Come si vede da questo banale esempio, poiché in un'ottica di programmazione razionale degli interventi occorre definire/ridefinire obiettivi, individuare bisogni, priorità, risorse, modalità di intervento, ovvero connettere l'offerta di servizi al mutamento sociale, al tool sistema informativo si chiede di garantire ai policy maker la possibilità individuare in modo corretto i bisogni sociali, la domanda di servizi e le tendenze in atto, di conoscere il sistema attuale di offerta di servizi/prestazioni/interventi e di adottare adeguate forme di controllo e valutazione di tali attività.
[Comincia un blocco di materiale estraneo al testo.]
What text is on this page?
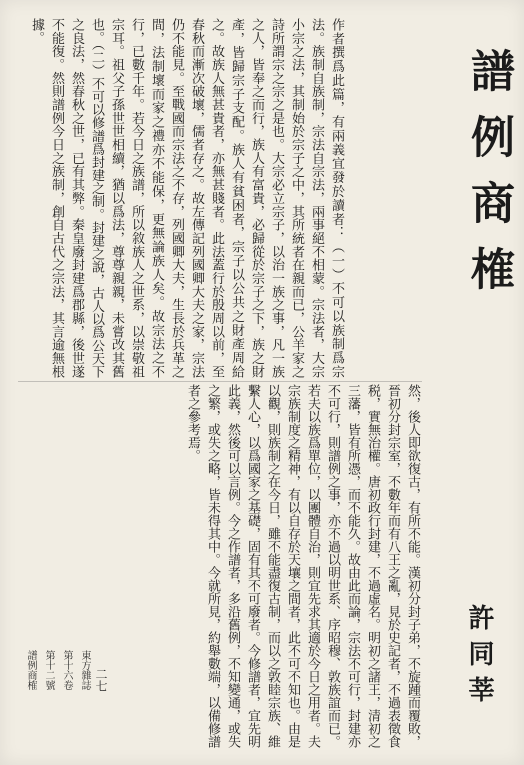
譜例商榷
作者撰爲此篇，有兩義宜發於讀者：（一）不可以族制爲宗法。族制自族制，宗法自宗法，兩事絕不相蒙。宗法者，大宗小宗之法，其制始於宗子之中，其所統者在親而已，公羊家之詩所謂宗之宗之是也。大宗必立宗子，以治一族之事，凡一族之人，皆奉之而行，族人有富貴，必歸從於宗子之下，族之財產，皆歸宗子支配。族人有貧困者，宗子以公共之財產周給之。故族人無甚貴者，亦無甚賤者。此法蓋行於殷周以前，至春秋而漸次破壞，儒者存之。故左傳記列國卿大夫之家，宗法仍不能見。至戰國而宗法之不存，列國卿大夫，生長於兵革之間，法制壞而家之禮亦不能保，更無論族人矣。故宗法之不行，已數千年。若今日之族譜，所以敘族人之世系，以崇敬祖宗耳。祖父子孫世世相續，猶以爲法，尊尊親親，未嘗改其舊也。（二）不可以修譜爲封建之制。封建之說，古人以爲公天下之良法，然春秋之世，已有其弊。秦皇廢封建爲郡縣，後世遂不能復。然則譜例今日之族制，創自古代之宗法，其言逾無根據。
然，後人即欲復古，有所不能。漢初分封子弟，不旋踵而覆敗，晉初分封宗室，不數年而有八王之亂，見於史記者，不過表徵食税，實無治權。唐初政行封建，不過虛名。明初之諸王，清初之三藩，皆有所憑，而不能久。故由此而論，宗法不可行，封建亦不可行，則譜例之事，亦不過以明世系、序昭穆、敦族誼而已。若夫以族爲單位，以團體自治，則宜先求其適於今日之用者。夫宗族制度之精神，有以自存於天壤之間者，此不可不知也。由是以觀，則族制之在今日，雖不能盡復古制，而以之敦睦宗族、維繫人心，以爲國家之基礎，固有其不可廢者。今修譜者，宜先明此義，然後可以言例。今之作譜者，多沿舊例，不知變通，或失之繁，或失之略，皆未得其中。今就所見，約舉數端，以備修譜者之參考焉。
許同莘
二七
東方雜誌
第十六卷
第十二號
譜例商榷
In concreto cioè un sistema informativo socio-assistenziale deve operare su tre macroaree di analisi tra loro integrate:
a) l'offerta di servizi e prestazioni,
b) i bisogni e la domanda sociale,
c) la qualità dei servizi.
Sul primo versante (offerta), un sistema informativo socio-assistenziale deve garantire flussi informativi (preferibilmente informatizzati) sulla rete dei servizi e delle prestazioni: si tratta cioè di realizzare (sfruttando i canali comunicazionali amministrativi usualmente attivati per la rendicontazione ai fini del controllo di gestione, autorizzazione, accreditamento, ecc.) un processo di autoproduzione di dati attraverso una richiesta informativa periodica alle singole unità di offerta di servizio (relativamente ad aspetti come l'utenza servita, il personale impiegato, i costi finanziari sostenuti, le dotazioni strumentali a disposizione, le caratteristiche architettoniche della struttura, ecc.)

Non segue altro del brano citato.